Has the board / leadership team sat through a tabletop exercise involving a realistic crisis scenario in the last 12 months?
Demonstrate that executive leadership has actively participated in a simulated cybersecurity crisis scenario within the past 12 months to validate governance-level incident response readiness and decision-making capabilities.
Description
What this control does
This control requires the organization's board of directors or executive leadership team to participate in a structured tabletop exercise simulating a realistic cybersecurity crisis, such as a ransomware attack, data breach, or critical system compromise, at least annually. The exercise tests executive decision-making, communication protocols, regulatory notification procedures, and coordination between technical responders and business leaders during a high-stakes incident. Regular executive participation ensures governance awareness of cyber risk, validates incident response plans at the highest level, and prepares leadership to manage reputational, legal, and operational consequences of real incidents.
Control objective
What auditing this proves
Demonstrate that executive leadership has actively participated in a simulated cybersecurity crisis scenario within the past 12 months to validate governance-level incident response readiness and decision-making capabilities.
Associated risks
Risks this control addresses
- Executive leadership makes uninformed or contradictory decisions during an actual cyber incident due to lack of practical experience with crisis protocols
- Delayed executive approval for critical incident response actions such as system shutdowns, ransom payment decisions, or public disclosure
- Board fails to understand legal, regulatory, and reputational implications of breach notification timelines and obligations
- Miscommunication between technical incident responders and executive decision-makers leads to escalated damage or prolonged recovery
- Leadership underestimates resource requirements for incident response, leading to inadequate budget allocation or vendor engagement delays
- Lack of executive familiarity with cyber insurance policy triggers and claim procedures results in coverage gaps during actual incidents
- Organization fails to meet regulatory expectations for board-level cyber risk oversight demonstrated through scenario-based testing
Testing procedure
How an auditor verifies this control
- Request documentation of all tabletop exercises conducted in the past 12 months, including agendas, scenarios, and participant lists.

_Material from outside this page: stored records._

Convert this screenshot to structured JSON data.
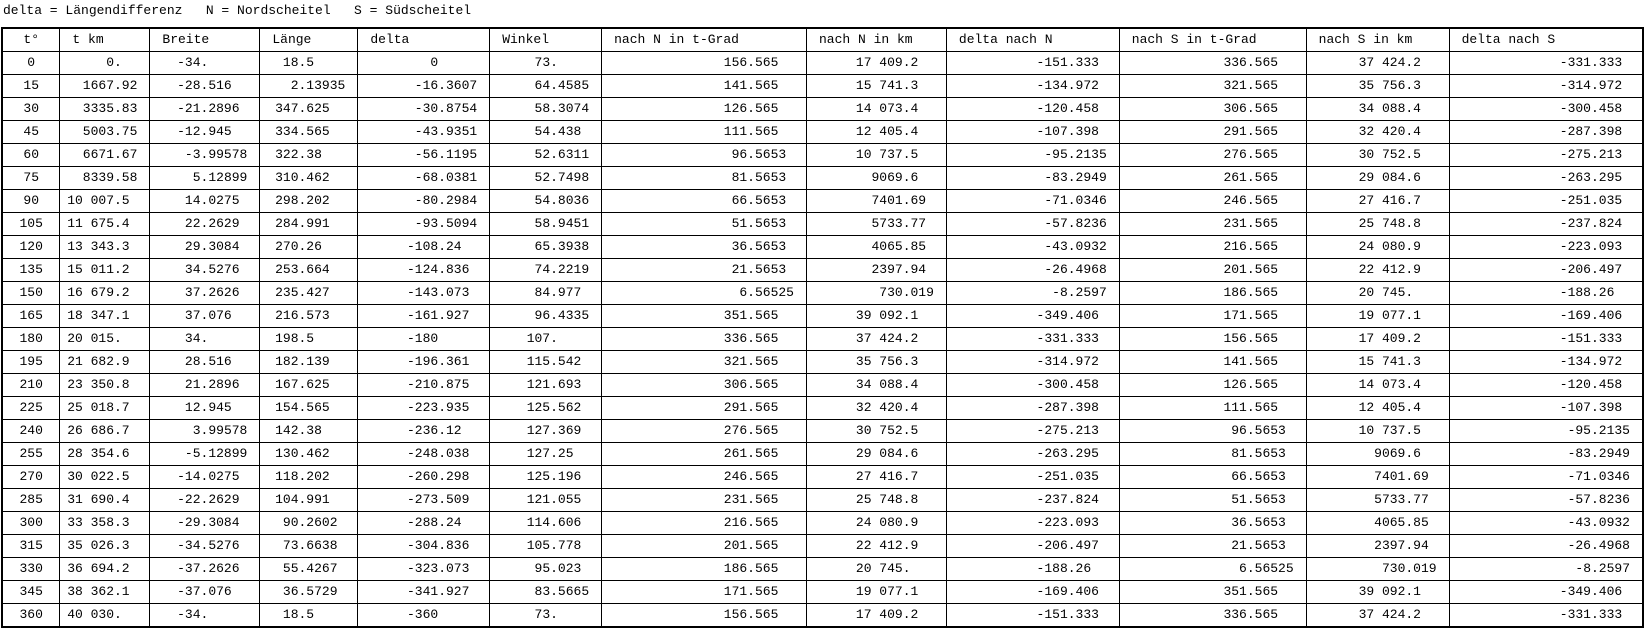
{
  "chart_data": {
    "type": "table",
    "title": "delta = Längendifferenz   N = Nordscheitel   S = Südscheitel",
    "columns": [
      "t°",
      "t km",
      "Breite",
      "Länge",
      "delta",
      "Winkel",
      "nach N in t-Grad",
      "nach N in km",
      "delta nach N",
      "nach S in t-Grad",
      "nach S in km",
      "delta nach S"
    ],
    "rows": [
      [
        "0",
        "0.",
        "-34.",
        "18.5",
        "0",
        "73.",
        "156.565",
        "17 409.2",
        "-151.333",
        "336.565",
        "37 424.2",
        "-331.333"
      ],
      [
        "15",
        "1667.92",
        "-28.516",
        "2.13935",
        "-16.3607",
        "64.4585",
        "141.565",
        "15 741.3",
        "-134.972",
        "321.565",
        "35 756.3",
        "-314.972"
      ],
      [
        "30",
        "3335.83",
        "-21.2896",
        "347.625",
        "-30.8754",
        "58.3074",
        "126.565",
        "14 073.4",
        "-120.458",
        "306.565",
        "34 088.4",
        "-300.458"
      ],
      [
        "45",
        "5003.75",
        "-12.945",
        "334.565",
        "-43.9351",
        "54.438",
        "111.565",
        "12 405.4",
        "-107.398",
        "291.565",
        "32 420.4",
        "-287.398"
      ],
      [
        "60",
        "6671.67",
        "-3.99578",
        "322.38",
        "-56.1195",
        "52.6311",
        "96.5653",
        "10 737.5",
        "-95.2135",
        "276.565",
        "30 752.5",
        "-275.213"
      ],
      [
        "75",
        "8339.58",
        "5.12899",
        "310.462",
        "-68.0381",
        "52.7498",
        "81.5653",
        "9069.6",
        "-83.2949",
        "261.565",
        "29 084.6",
        "-263.295"
      ],
      [
        "90",
        "10 007.5",
        "14.0275",
        "298.202",
        "-80.2984",
        "54.8036",
        "66.5653",
        "7401.69",
        "-71.0346",
        "246.565",
        "27 416.7",
        "-251.035"
      ],
      [
        "105",
        "11 675.4",
        "22.2629",
        "284.991",
        "-93.5094",
        "58.9451",
        "51.5653",
        "5733.77",
        "-57.8236",
        "231.565",
        "25 748.8",
        "-237.824"
      ],
      [
        "120",
        "13 343.3",
        "29.3084",
        "270.26",
        "-108.24",
        "65.3938",
        "36.5653",
        "4065.85",
        "-43.0932",
        "216.565",
        "24 080.9",
        "-223.093"
      ],
      [
        "135",
        "15 011.2",
        "34.5276",
        "253.664",
        "-124.836",
        "74.2219",
        "21.5653",
        "2397.94",
        "-26.4968",
        "201.565",
        "22 412.9",
        "-206.497"
      ],
      [
        "150",
        "16 679.2",
        "37.2626",
        "235.427",
        "-143.073",
        "84.977",
        "6.56525",
        "730.019",
        "-8.2597",
        "186.565",
        "20 745.",
        "-188.26"
      ],
      [
        "165",
        "18 347.1",
        "37.076",
        "216.573",
        "-161.927",
        "96.4335",
        "351.565",
        "39 092.1",
        "-349.406",
        "171.565",
        "19 077.1",
        "-169.406"
      ],
      [
        "180",
        "20 015.",
        "34.",
        "198.5",
        "-180",
        "107.",
        "336.565",
        "37 424.2",
        "-331.333",
        "156.565",
        "17 409.2",
        "-151.333"
      ],
      [
        "195",
        "21 682.9",
        "28.516",
        "182.139",
        "-196.361",
        "115.542",
        "321.565",
        "35 756.3",
        "-314.972",
        "141.565",
        "15 741.3",
        "-134.972"
      ],
      [
        "210",
        "23 350.8",
        "21.2896",
        "167.625",
        "-210.875",
        "121.693",
        "306.565",
        "34 088.4",
        "-300.458",
        "126.565",
        "14 073.4",
        "-120.458"
      ],
      [
        "225",
        "25 018.7",
        "12.945",
        "154.565",
        "-223.935",
        "125.562",
        "291.565",
        "32 420.4",
        "-287.398",
        "111.565",
        "12 405.4",
        "-107.398"
      ],
      [
        "240",
        "26 686.7",
        "3.99578",
        "142.38",
        "-236.12",
        "127.369",
        "276.565",
        "30 752.5",
        "-275.213",
        "96.5653",
        "10 737.5",
        "-95.2135"
      ],
      [
        "255",
        "28 354.6",
        "-5.12899",
        "130.462",
        "-248.038",
        "127.25",
        "261.565",
        "29 084.6",
        "-263.295",
        "81.5653",
        "9069.6",
        "-83.2949"
      ],
      [
        "270",
        "30 022.5",
        "-14.0275",
        "118.202",
        "-260.298",
        "125.196",
        "246.565",
        "27 416.7",
        "-251.035",
        "66.5653",
        "7401.69",
        "-71.0346"
      ],
      [
        "285",
        "31 690.4",
        "-22.2629",
        "104.991",
        "-273.509",
        "121.055",
        "231.565",
        "25 748.8",
        "-237.824",
        "51.5653",
        "5733.77",
        "-57.8236"
      ],
      [
        "300",
        "33 358.3",
        "-29.3084",
        "90.2602",
        "-288.24",
        "114.606",
        "216.565",
        "24 080.9",
        "-223.093",
        "36.5653",
        "4065.85",
        "-43.0932"
      ],
      [
        "315",
        "35 026.3",
        "-34.5276",
        "73.6638",
        "-304.836",
        "105.778",
        "201.565",
        "22 412.9",
        "-206.497",
        "21.5653",
        "2397.94",
        "-26.4968"
      ],
      [
        "330",
        "36 694.2",
        "-37.2626",
        "55.4267",
        "-323.073",
        "95.023",
        "186.565",
        "20 745.",
        "-188.26",
        "6.56525",
        "730.019",
        "-8.2597"
      ],
      [
        "345",
        "38 362.1",
        "-37.076",
        "36.5729",
        "-341.927",
        "83.5665",
        "171.565",
        "19 077.1",
        "-169.406",
        "351.565",
        "39 092.1",
        "-349.406"
      ],
      [
        "360",
        "40 030.",
        "-34.",
        "18.5",
        "-360",
        "73.",
        "156.565",
        "17 409.2",
        "-151.333",
        "336.565",
        "37 424.2",
        "-331.333"
      ]
    ]
  }
}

- Verify that the most recent exercise occurred within the last 12 months by reviewing the dated agenda or facilitator report.
- Confirm that board members or C-level executives (CEO, CFO, COO, or equivalent) are listed as participants in the attendance records or sign-in sheets.
- Review the exercise scenario to verify it simulates a realistic cybersecurity crisis (e.g., ransomware, data breach, supply chain compromise) requiring executive decision-making rather than purely technical response.
- Examine exercise facilitation materials to confirm the scenario included decision points requiring executive action such as regulatory notification, public communication, vendor engagement, or business continuity activation.
- Interview the exercise facilitator or CISO to confirm the exercise tested governance-level processes including legal consultation, board notification procedures, and communication with external stakeholders.
- Review post-exercise documentation such as after-action reports, gap analysis, or improvement plans to verify leadership participation was documented and findings were captured.
- Confirm that any critical gaps or action items identified during the exercise have been assigned ownership and tracked through remediation or policy updates.